Springsteen 20 – Dylan 10
OR – maybe this is a case of noble Nobellians balancing the folly of the recording industry, which is in charge of pop culture’s royal family, where Beyonce is head of household. There, you’ll glance past dozens of names before reaching Bob Dylan, whose 10 prizes are half as many as Bruce Springsteen’s, the guy once known as “the next Bob Dylan.”
As luck would have it, when Dylan’s award was announced, Donald Hall (1928-2018), former poet laureate of the United States, was my friend and correspondent. We had been discussing the importance of music to his work when I asked what he thought about Bob Dylan getting the Nobel for Literature.
“Curiously, when I read Bob Dylan on the page the words make no sound! Poetry sound is utterly different from music. When he sings them, I reckon that they make a good noise! They are song literature but on the page they have no sex at all. Compare Thomas Hardy and “During Wind and Rain.” Hardy has four stanzas, each of them tells us that people have fun together as families but then they get old and die. Four times. And it is fairly erotic. Oral sex. Phil Roth should have won the Nobel, and now he never will.”
Prizes, such as the one connected to the dynamite fortune, say as much about the grantor as they do about the lucky winner. Saudi Arabia suddenly gives rich prizes to golfers, just to get people off their back for dismembering journalists.
In 1958, the literature Nobel was given to Boris “Dr.

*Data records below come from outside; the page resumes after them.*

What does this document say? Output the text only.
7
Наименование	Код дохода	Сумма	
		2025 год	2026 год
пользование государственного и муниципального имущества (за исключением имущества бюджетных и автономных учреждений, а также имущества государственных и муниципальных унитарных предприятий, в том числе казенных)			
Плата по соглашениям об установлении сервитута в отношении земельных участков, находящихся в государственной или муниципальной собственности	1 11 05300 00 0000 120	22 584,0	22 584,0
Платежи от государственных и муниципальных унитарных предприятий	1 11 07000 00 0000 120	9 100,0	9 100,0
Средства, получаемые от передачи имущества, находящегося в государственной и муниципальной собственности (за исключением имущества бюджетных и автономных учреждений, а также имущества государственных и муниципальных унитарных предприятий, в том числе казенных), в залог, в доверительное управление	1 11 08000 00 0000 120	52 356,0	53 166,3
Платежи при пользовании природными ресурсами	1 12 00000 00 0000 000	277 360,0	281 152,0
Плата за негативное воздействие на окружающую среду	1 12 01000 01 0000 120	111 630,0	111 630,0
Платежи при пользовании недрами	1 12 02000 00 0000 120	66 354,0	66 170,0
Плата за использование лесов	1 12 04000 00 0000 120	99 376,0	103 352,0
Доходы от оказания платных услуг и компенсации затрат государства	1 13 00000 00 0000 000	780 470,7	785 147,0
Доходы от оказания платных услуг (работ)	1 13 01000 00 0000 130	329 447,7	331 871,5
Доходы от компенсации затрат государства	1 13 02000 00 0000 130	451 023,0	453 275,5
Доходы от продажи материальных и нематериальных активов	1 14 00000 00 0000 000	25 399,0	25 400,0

Zhivago” Pasternak – even though the Russian author, already on Stalin’s shitlist, wanted no part of the prize and all the noise it would make. But, since the brand new C.I.A. was eager to rub Uncle Joe’s nose in it, Pasternak was awarded the prize – and suffered for it the rest of his life.
You know who would’ve been a dyn-o-mite recipient of the 1958 Nobel in Literature? The man who wrote “This Machine Kills Fascists,” whose praise Bob Dylan sings on his first record album.